The argument about tool overload is not a new one. There have been many discussions over the years about what framework is better, what language is better, whether you should use Ruby on Rails versus Angular, SASS instead of LESS or Compass instead of plain SASS and even whether you should use SASS syntax over SCSS or vice versa.

I’ve been working with web technologies since before we had Javascript and CSS. I subscribe to the school that says learn the basics and then jump into the fancy advanced stuff or in this case, paraphrasing Addy Osmani: first do it, then do it right, then do it better and then move on to the next thing.

For me that means: Learn how to use HTML, CSS and vanilla Javascript before jumping into whatever framework or
library is popular at the moment.

Basic Infrastructure and build system installation and configuration

To start we’ll define these core tools:

  • Gulp as my task runner
  • ESLint as my Javascript Code Quality checker
  • Babel as my transpiler
  • Accessibility evaluation
  • Ruby SASS as my SASS compiler / interpreter

Rather than have all the tools available right away we’ll build the infrastructure based on what we need to do.

In addition we have a few optional libraries and dependencies.

  • Polymer as my development framework
  • Typescript as a second source of scripts and functionality

We’ll discuss the optional elements later.

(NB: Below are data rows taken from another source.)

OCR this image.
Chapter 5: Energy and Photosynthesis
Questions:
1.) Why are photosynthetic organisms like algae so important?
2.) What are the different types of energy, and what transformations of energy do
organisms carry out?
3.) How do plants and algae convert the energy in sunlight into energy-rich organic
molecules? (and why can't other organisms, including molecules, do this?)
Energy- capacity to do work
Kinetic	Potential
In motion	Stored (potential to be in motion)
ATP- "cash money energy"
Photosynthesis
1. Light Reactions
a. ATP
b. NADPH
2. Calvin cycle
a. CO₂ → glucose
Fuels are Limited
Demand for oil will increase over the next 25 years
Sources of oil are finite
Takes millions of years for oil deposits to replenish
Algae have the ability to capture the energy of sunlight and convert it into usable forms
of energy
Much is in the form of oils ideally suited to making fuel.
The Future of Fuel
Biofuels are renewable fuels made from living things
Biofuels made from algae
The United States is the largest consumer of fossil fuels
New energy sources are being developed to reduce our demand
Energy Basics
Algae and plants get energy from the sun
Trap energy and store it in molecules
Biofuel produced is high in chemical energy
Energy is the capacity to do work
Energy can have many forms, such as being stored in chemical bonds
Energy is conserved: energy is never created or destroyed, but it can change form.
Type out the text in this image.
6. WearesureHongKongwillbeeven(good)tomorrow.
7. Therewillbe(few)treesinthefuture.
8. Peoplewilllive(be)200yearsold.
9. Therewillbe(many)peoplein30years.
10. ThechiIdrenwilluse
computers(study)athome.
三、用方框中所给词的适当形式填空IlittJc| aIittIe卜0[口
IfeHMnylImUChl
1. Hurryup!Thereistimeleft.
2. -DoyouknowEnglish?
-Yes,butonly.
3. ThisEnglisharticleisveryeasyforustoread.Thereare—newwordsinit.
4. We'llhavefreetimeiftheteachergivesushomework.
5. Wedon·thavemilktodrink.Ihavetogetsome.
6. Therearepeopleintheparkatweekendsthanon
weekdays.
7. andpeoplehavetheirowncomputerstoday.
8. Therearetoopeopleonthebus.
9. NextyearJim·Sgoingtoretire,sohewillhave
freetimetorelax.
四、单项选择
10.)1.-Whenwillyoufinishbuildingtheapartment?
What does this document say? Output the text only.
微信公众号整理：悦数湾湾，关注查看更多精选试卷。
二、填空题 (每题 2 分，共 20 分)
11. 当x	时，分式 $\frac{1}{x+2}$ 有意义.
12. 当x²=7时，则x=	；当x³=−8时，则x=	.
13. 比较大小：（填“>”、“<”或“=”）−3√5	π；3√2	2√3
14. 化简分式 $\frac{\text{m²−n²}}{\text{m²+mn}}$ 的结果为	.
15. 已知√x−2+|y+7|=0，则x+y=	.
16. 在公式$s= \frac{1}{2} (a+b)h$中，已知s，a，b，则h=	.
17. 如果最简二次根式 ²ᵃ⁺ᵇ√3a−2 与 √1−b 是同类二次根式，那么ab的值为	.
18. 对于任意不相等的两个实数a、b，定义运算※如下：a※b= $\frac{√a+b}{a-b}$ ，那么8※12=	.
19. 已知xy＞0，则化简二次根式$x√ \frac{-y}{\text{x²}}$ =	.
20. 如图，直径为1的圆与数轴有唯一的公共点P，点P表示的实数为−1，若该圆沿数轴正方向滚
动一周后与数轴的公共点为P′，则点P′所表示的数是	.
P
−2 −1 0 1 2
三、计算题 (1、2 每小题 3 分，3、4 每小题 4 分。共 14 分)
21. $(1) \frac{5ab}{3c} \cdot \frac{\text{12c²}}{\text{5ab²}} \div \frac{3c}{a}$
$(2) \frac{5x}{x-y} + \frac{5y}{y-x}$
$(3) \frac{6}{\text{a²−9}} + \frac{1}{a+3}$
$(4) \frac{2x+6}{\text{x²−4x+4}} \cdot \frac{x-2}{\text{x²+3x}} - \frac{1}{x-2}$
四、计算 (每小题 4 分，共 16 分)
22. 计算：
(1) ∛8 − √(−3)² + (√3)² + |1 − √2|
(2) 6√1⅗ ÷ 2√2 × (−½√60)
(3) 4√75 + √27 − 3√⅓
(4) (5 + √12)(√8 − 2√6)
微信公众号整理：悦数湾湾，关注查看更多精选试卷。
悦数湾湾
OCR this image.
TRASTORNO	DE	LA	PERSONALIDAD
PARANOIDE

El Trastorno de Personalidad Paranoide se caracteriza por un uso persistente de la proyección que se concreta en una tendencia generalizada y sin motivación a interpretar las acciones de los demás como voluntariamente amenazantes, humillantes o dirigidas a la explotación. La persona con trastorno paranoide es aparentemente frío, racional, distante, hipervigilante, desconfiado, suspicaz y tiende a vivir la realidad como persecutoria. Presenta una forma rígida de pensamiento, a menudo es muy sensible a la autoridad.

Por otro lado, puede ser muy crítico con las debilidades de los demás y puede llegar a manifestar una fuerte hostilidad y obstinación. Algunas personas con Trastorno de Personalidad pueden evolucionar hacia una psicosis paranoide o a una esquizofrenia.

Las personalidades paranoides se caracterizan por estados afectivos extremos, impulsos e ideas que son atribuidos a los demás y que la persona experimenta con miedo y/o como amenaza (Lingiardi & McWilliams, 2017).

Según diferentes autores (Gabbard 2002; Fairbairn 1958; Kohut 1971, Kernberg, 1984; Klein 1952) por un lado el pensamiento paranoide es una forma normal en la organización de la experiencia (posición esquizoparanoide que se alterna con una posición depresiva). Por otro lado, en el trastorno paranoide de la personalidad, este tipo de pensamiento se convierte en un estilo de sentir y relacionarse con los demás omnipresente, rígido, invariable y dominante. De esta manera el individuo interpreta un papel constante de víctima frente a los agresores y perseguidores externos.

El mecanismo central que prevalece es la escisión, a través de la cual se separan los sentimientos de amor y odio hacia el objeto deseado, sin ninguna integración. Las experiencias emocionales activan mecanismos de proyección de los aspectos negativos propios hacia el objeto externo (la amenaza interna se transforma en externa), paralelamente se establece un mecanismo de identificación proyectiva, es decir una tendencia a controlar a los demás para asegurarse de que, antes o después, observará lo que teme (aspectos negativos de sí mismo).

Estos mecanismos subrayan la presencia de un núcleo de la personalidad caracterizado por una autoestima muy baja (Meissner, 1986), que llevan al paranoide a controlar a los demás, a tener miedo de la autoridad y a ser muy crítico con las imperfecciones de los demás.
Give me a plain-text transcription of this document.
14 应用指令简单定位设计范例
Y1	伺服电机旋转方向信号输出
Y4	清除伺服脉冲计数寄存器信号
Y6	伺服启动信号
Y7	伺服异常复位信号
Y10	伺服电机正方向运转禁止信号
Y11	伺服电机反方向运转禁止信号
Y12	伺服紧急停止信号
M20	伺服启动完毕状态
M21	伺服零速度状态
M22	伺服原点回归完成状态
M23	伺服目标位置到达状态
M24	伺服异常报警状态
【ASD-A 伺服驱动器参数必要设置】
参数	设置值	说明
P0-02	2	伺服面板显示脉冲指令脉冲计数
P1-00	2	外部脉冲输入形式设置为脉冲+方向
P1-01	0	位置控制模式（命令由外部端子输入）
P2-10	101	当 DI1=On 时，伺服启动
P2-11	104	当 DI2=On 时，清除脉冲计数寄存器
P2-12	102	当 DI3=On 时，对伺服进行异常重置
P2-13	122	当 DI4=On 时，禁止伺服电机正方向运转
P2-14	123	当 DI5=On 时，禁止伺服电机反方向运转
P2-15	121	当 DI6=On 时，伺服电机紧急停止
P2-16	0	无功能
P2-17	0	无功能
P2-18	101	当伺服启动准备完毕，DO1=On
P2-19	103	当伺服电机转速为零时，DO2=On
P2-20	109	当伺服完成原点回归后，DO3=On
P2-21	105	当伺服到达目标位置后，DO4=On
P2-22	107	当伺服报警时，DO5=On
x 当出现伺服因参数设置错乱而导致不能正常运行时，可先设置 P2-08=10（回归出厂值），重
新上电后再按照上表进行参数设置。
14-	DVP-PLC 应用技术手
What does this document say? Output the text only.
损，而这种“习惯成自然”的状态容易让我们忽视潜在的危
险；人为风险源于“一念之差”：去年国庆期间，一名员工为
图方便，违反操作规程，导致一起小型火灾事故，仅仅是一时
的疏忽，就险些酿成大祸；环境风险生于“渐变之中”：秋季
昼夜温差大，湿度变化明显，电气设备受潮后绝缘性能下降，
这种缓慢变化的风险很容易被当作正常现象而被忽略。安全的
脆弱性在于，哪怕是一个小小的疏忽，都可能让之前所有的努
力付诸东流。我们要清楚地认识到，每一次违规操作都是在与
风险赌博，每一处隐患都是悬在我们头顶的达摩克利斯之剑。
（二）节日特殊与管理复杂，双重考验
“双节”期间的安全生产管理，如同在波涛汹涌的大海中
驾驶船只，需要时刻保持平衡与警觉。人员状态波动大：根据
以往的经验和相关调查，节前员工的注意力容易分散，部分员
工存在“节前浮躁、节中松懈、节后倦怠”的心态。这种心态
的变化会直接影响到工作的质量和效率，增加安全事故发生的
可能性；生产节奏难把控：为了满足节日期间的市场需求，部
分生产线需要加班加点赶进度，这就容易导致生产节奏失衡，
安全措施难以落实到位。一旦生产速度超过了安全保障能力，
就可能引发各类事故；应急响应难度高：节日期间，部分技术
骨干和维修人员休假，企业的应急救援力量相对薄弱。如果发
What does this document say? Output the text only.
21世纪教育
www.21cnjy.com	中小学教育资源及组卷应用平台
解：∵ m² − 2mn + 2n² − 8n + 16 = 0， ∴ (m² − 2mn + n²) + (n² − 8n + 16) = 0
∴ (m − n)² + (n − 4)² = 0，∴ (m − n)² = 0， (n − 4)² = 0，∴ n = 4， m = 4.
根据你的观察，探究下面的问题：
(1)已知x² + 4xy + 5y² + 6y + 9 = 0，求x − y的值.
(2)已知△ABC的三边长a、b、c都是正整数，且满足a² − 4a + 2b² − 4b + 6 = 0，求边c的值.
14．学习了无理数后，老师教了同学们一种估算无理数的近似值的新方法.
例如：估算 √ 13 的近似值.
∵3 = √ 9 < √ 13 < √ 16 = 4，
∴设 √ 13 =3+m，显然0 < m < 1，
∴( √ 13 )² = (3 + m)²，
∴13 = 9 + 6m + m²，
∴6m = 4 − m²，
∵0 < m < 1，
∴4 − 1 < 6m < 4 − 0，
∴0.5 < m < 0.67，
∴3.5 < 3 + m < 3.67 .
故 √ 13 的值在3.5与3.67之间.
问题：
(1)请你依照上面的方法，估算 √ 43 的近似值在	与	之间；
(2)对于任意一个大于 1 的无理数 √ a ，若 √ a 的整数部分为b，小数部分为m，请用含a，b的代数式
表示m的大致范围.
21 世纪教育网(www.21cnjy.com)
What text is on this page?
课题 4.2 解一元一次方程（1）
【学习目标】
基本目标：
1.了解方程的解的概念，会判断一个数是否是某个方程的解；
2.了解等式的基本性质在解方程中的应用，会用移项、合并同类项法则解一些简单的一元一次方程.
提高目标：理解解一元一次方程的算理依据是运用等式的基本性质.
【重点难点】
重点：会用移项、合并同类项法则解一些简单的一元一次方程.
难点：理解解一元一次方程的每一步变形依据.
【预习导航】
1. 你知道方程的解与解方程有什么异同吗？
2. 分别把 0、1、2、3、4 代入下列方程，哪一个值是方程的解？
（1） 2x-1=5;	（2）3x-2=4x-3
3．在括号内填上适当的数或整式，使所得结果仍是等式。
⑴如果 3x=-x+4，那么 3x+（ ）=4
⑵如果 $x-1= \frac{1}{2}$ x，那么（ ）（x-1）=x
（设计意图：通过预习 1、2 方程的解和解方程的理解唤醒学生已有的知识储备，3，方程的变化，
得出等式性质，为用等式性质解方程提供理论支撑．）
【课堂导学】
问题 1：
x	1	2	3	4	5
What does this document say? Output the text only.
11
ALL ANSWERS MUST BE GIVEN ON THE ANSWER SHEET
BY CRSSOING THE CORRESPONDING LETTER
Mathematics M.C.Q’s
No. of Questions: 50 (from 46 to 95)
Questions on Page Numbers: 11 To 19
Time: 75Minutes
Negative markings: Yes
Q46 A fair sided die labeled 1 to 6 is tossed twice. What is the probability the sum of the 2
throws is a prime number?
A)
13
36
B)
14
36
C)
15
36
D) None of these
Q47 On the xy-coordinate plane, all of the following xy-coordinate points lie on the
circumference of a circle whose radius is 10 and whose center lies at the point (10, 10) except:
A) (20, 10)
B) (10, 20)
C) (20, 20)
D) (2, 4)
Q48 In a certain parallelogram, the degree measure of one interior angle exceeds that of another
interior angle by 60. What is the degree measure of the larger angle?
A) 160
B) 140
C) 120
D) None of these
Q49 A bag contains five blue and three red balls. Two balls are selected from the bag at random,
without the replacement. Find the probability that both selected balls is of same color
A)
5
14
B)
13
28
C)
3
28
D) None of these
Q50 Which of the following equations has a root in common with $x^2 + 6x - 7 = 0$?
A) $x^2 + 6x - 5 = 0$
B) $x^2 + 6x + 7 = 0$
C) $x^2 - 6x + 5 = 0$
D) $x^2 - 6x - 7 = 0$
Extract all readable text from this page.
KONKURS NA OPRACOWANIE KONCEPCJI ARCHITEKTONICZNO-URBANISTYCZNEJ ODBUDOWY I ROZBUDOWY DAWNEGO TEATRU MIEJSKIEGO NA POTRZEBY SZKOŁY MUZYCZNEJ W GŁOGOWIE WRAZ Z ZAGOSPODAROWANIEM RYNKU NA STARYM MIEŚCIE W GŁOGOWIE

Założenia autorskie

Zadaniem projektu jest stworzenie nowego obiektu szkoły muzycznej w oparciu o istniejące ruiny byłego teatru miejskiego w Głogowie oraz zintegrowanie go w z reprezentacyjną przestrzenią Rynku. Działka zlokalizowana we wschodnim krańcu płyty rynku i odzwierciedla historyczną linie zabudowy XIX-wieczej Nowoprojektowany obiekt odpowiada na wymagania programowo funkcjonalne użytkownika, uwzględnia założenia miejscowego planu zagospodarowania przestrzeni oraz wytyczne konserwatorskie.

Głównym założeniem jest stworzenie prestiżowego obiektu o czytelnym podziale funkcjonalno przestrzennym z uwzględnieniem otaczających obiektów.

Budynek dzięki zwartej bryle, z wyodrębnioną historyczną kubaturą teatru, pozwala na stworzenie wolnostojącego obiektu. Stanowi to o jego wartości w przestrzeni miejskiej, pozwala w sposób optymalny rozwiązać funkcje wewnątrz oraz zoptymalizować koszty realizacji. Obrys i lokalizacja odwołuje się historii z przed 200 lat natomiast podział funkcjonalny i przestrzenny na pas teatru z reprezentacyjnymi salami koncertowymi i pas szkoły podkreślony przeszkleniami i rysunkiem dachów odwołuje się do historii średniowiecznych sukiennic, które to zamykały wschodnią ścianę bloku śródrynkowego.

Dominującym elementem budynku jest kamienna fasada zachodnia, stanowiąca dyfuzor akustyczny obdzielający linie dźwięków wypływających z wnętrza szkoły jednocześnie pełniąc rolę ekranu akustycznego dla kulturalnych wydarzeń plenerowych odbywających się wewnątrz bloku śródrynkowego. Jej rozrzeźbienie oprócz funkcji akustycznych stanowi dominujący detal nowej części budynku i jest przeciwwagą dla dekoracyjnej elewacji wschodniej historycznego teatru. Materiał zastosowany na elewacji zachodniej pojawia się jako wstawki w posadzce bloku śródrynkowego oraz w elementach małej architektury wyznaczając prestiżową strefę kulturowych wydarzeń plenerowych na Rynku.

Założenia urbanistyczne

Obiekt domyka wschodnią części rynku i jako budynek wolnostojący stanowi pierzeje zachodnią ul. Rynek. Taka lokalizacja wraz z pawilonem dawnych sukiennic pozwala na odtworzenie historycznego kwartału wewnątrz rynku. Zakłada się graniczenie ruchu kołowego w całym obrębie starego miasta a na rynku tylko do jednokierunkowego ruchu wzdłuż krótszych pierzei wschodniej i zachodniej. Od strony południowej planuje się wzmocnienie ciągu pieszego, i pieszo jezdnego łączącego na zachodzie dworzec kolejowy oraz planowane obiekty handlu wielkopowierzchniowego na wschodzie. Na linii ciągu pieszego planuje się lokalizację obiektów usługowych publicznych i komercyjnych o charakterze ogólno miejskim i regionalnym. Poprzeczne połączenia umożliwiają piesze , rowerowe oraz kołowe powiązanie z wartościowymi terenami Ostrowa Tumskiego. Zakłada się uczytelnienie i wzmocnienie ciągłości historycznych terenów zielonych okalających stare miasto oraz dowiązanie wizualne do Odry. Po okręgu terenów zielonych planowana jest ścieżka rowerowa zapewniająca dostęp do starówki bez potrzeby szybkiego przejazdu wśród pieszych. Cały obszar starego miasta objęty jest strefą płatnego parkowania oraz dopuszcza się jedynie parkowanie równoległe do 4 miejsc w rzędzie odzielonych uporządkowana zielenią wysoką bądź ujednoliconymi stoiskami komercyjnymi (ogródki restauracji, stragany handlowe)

Before we start we need to initialize the node package.json file.

npm init


When I started looking at modern development Grunt was the favorite (and perhaps the only) task runner available. I moved to Gulp because I found it easier to work with (you can create custom task easier than you can in Grunt) and because Polymer was using Gulp on their build system.

After complaining for a while I realized the advantages of Gulp both in terms of configuration and in terms of
extensibility (something I still don’t do much of). Tasks in Grunt are very procedural and, as a result,

npm install -g gulp
npm install --save-dev gulp 


When I first started I used a combination of JSHint and JSCS to keep my code clean and the syntax working. When JSCS announced their merging with ESLint I decided it was time to change.

ESlint has presets available. I’ve chosen to use Google’s preset, both because it was the requirement when working on Progressive Web Applications at Google and because it matches a lot of what I do when writng Javascript.

npm install -g eslint
npm install --save-dev eslint 
npm install --save-dev eslint-config-google

Babel and Presets

Babel (formerly known as 6to5) transpiles ES2015 and later into ES5 that can be used in modern browsers. In addition to installing the Command Line Tool we need to install presets to add specific features that we want to work with.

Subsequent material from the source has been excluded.